For sheep who strayed from the shepherd, danger awaited! All sorts of harm, even death, could be the consequence of one who wandered. So if the Lord is not our shepherd, what’s the consequence of choosing not to follow Him? Terrifyingly, there is only one consequence—death. Scripture compares those who trust in themselves to sheep who are “destined to die; death will be their shepherd” (Ps. 49:12–14).
Because of sin, death is humanity’s common fate. Isaiah’s statement of our sinful condition is clear: “We all, like sheep, have gone astray” (v. 6). Sin and death have been universal ever since Adam and Eve chose disobedience and left God’s path, the only true and right path. On our own, as each of us surely knows, we, like sheep, are prone to wander. “Each of us has turned to our own way” or we act as our own god.
Despite our sinfulness, God loved us so much that He “laid on him [the Messiah] the iniquity of us all” (v. 6). Verses 4 and 5 describe in graphic detail how Christ bore our sins and paid the punishment of death in our place. In the Mosaic Law, the sins of the nation were symbolically transferred to one of a pair of sacrificial goats. The designated “scapegoat” was then sent away from the community into the wilderness (Lev. 16:7–10). In the same way, the sins of the world were put on the perfect Messiah; He was executed as a criminal on our behalf (see 1 Peter 2:21–25).

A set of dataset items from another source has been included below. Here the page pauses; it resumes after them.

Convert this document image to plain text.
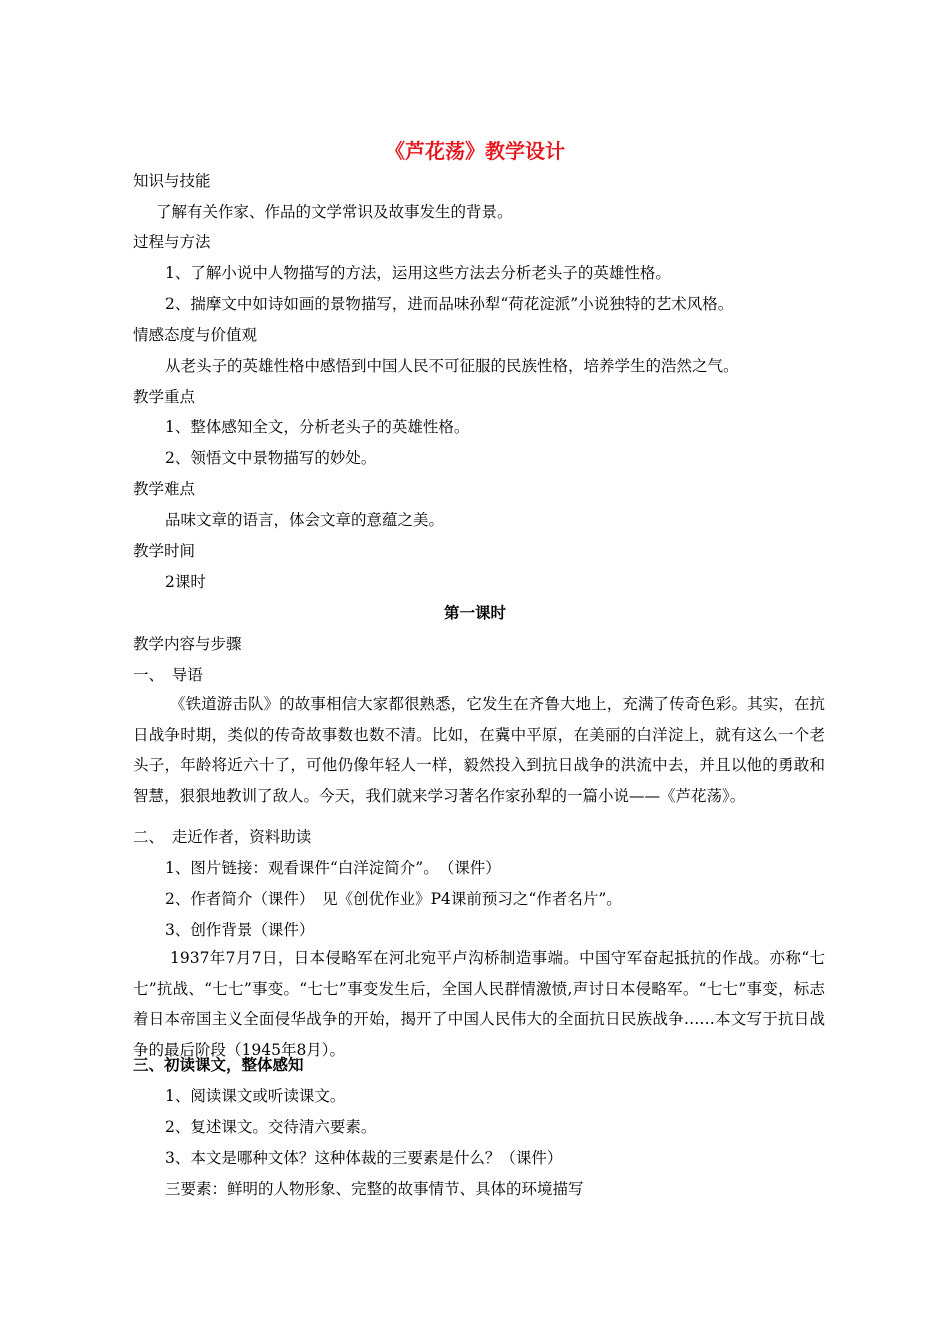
《芦花荡》教学设计
知识与技能
了解有关作家、作品的文学常识及故事发生的背景。
过程与方法
1、了解小说中人物描写的方法，运用这些方法去分析老头子的英雄性格。
2、揣摩文中如诗如画的景物描写，进而品味孙犁“荷花淀派”小说独特的艺术风格。
情感态度与价值观
从老头子的英雄性格中感悟到中国人民不可征服的民族性格，培养学生的浩然之气。
教学重点
1、整体感知全文，分析老头子的英雄性格。
2、领悟文中景物描写的妙处。
教学难点
品味文章的语言，体会文章的意蕴之美。
教学时间
2课时
第一课时
教学内容与步骤
一、　导语
《铁道游击队》的故事相信大家都很熟悉，它发生在齐鲁大地上，充满了传奇色彩。其实，在抗日战争时期，类似的传奇故事数也数不清。比如，在冀中平原，在美丽的白洋淀上，就有这么一个老头子，年龄将近六十了，可他仍像年轻人一样，毅然投入到抗日战争的洪流中去，并且以他的勇敢和智慧，狠狠地教训了敌人。今天，我们就来学习著名作家孙犁的一篇小说——《芦花荡》。
二、　走近作者，资料助读
1、图片链接：观看课件“白洋淀简介”。　（课件）
2、作者简介（课件）　见《创优作业》P4课前预习之“作者名片”。
3、创作背景（课件）
1937年7月7日，日本侵略军在河北宛平卢沟桥制造事端。中国守军奋起抵抗的作战。亦称“七七”抗战、“七七”事变。“七七”事变发生后，全国人民群情激愤,声讨日本侵略军。“七七”事变，标志着日本帝国主义全面侵华战争的开始，揭开了中国人民伟大的全面抗日民族战争……本文写于抗日战争的最后阶段（1945年8月）。
三、初读课文，整体感知
1、阅读课文或听读课文。
2、复述课文。交待清六要素。
3、本文是哪种文体？这种体裁的三要素是什么？（课件）
三要素：鲜明的人物形象、完整的故事情节、具体的环境描写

The other goat was sacrificed as a sin offering. The Messiah accomplished this symbolism as well. He “was led like a lamb to the slaughter” (v. 7). He went willingly, without argument or complaint. He didn’t protest the flagrant injustice. These prophecies were fulfilled during the trials of Jesus recounted in the Gospels (see Mark 14:53–65).
>> Today’s reading is a somber one. It emphasizes not only our own depravity and tendency to do what we believe is right but also details the heavy price Jesus paid on our behalf.